Much to laptop-lovers’ delight, Apple announced three new MacBook Pros yesterday: a 13″ model with a traditional row of function keys and two models, 13″ and 15″, with a “revolutionary Touch Bar.” Now, I don’t have the patience to scrub through the video of the event to see if Phil actually called it revolutionary. And actually, it doesn’t matter because the word is all over their marketing copy.I agree that the Touch Bar is revolutionary. It’s a dramatic change to what we’re used to. As many have noted, however, the new Touch Bar is also evolutionary: one more change in a long series of tweaks that Apple’s made to the lower half of the clamshell over the past several years. Jony Ive himself told CNET that this was “the beginning of a very interesting direction.”
As I sat mulling over which model and configuration I wanted to buy, I felt slightly uneasy knowing that the Touch Bar was only the first step towards some grand, yet-to-be-realized Jony Ivian vision. How long would I have to wait for him to complete his masterpiece? One year? Two? How about five? The answer, of course, is that it will never be complete. Technology evolves too quickly for anything to remain extremely cool and intensely desirable for more than a year. Design sensibilities fluctuate, new materials are synthesized, and new interaction models are imagined at an incredible rate. In the end, what’s important is that I have a good, functional, reliable tool for doing what I need to do right now.
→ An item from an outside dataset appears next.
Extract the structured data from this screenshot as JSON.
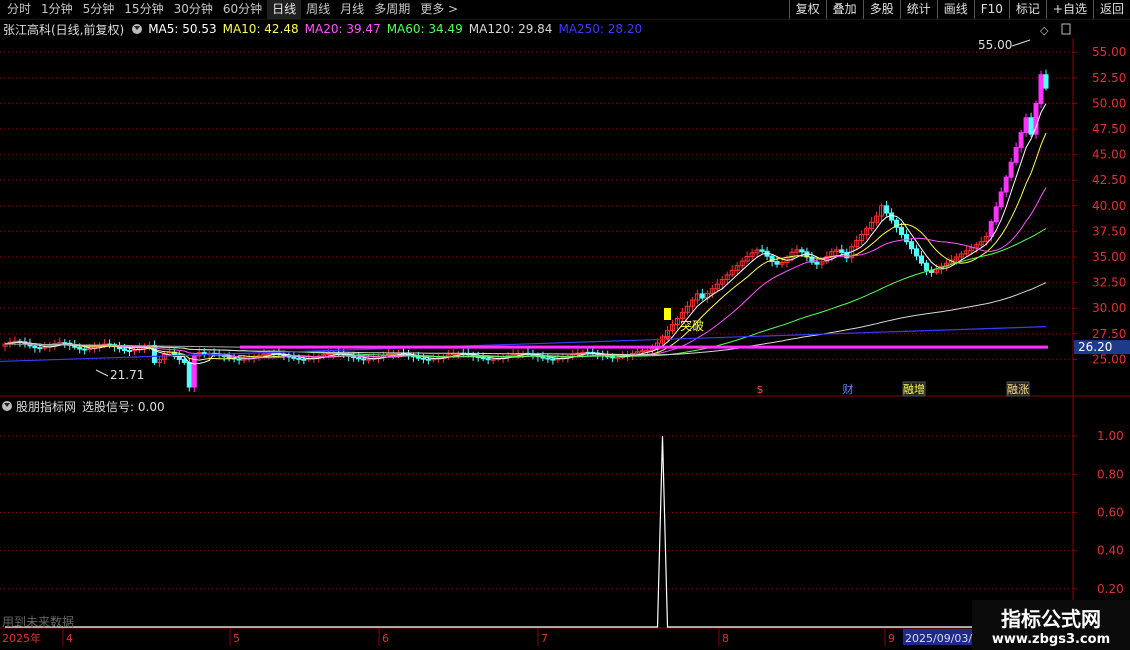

So, I’ve decided to just embrace the evolution. I will have to buy a hub, as I am a frequent user of the SD card slot and regular USB ports. I’m looking forward to using the new Touch Bar and seeing what developers do with it.
I’ve also decided to move down to a 13″ display. In doing so, I’m going from a computer that weighs 5.6lbs to one that weighs 3lbs, which should feel amazing (and also fit comfortably in my giant diaper bag if necessary!).
“But won’t it suck to have less screen real estate?” my mind asks as I type this entire blog post on my 4.7″ phone display. Sure, Xcode will be a little cramped, but I’ll just have to learn to actually hide various panes when I’m not using them. Full screen will be my friend. And if I decide to get a 5K monitor someday, my little 13″ buddy can handle it.
I saw a lot of snark and negativity on Twitter yesterday, some of which was probably warranted. Regardless, I would encourage Apple lovers to try to separate your desire to see Apple be its best self (and be the perfect, pure source of your futuristic dream devices) from your actual, realistic day-to-day technology needs. If what Apple offers meets your current needs, be glad, and by all means continue to encourage Apple to excel still more. If it doesn’t, then maybe sit back and carefully (prayerfully?) consider switching to something else.
Life is way too short to be grumpy about tech all the time. Embrace the evolution!